Judiciary Democrats Demand Kavanaugh Hearing Be Postponed Over Allegations

All ten of the Democrats on the Senate Judiciary Committee wrote to President Trump Wednesday asking to postpone Supreme Court nominee Judge Brett Kavanaugh’s hearing scheduled for Thursday until the FBI investigates sexual misconduct allegations against him.

“Judge Kavanaugh is being considered for a promotion. He is asking for a lifetime appointment to the nation’s highest court where he will have the opportunity to rule on matters that will impact Americans for decades,” they wrote. “The standard of character and fitness for a position on the nation’s highest court must be higher than this.”

They cite the eleventh hour allegations by Christine Blasey Ford, Deborah Ramirez, and most recently Julie Swetnick.

“The serious and credible allegations of one woman should have been enough to require a complete investigation by the FBI,” they argue.

“We therefore ask that you immediately direct an FBI investigation or withdraw this nomination,” they concluded.

Swetnick, through her lawyer Michael Avenatti, claims that Kavanaugh engaged “in highly inappropriate conduct, including being overly aggressive with girls and not taking 'no' for an answer." She accuses him of being part of a group of high school guys that spiked the punch at parties and gang raped girls. 

Kavanaugh replied that he doesn’t even know Swetnick and that her accusations are “from the Twilight Zone.”

Judge Kavanaugh will be testifying Thursday on Blasey Ford’s allegations that he groped her and pinned her down while he was drunk at a party in high school.

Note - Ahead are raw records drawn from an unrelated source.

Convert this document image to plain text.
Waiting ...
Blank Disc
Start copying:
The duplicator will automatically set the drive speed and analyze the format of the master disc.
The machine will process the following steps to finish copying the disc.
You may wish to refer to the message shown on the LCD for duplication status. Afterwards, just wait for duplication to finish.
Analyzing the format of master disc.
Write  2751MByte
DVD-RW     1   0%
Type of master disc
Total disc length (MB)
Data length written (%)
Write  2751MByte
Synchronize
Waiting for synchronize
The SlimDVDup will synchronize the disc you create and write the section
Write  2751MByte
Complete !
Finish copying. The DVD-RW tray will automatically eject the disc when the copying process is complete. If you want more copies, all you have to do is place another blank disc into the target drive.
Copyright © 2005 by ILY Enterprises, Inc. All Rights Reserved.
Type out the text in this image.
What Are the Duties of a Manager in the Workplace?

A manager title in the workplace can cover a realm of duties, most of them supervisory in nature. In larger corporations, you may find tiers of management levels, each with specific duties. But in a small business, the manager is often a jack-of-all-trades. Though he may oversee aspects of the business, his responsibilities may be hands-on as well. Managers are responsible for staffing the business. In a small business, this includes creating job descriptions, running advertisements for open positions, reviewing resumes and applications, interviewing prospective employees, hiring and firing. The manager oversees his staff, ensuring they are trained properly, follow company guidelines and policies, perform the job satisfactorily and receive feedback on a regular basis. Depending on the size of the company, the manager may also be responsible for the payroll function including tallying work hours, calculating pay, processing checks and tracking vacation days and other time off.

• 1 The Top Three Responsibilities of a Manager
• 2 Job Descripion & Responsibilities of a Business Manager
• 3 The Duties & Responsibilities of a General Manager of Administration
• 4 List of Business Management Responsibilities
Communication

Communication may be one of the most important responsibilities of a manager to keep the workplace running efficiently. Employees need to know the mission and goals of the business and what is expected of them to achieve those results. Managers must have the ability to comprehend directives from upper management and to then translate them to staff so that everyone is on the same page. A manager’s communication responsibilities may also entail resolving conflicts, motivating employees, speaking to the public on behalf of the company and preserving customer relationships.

The witnesses she initially claimed were present have denied that such an event occurred.

Deborah Ramirez, a Yale classmate of Kavanuagh, claimed in a New Yorker article published Sunday, that he exposed himself to her at a college party although, The New Yorker acknowledges, she was initially “reluctant to characterize Kavanaugh’s role in the alleged incident with certainty.”

Kavanaugh denies both of those allegations.

Senate Judiciary committee chairman Chuck Grassley (R-IA) has said they will move ahead with the hearing Thursday.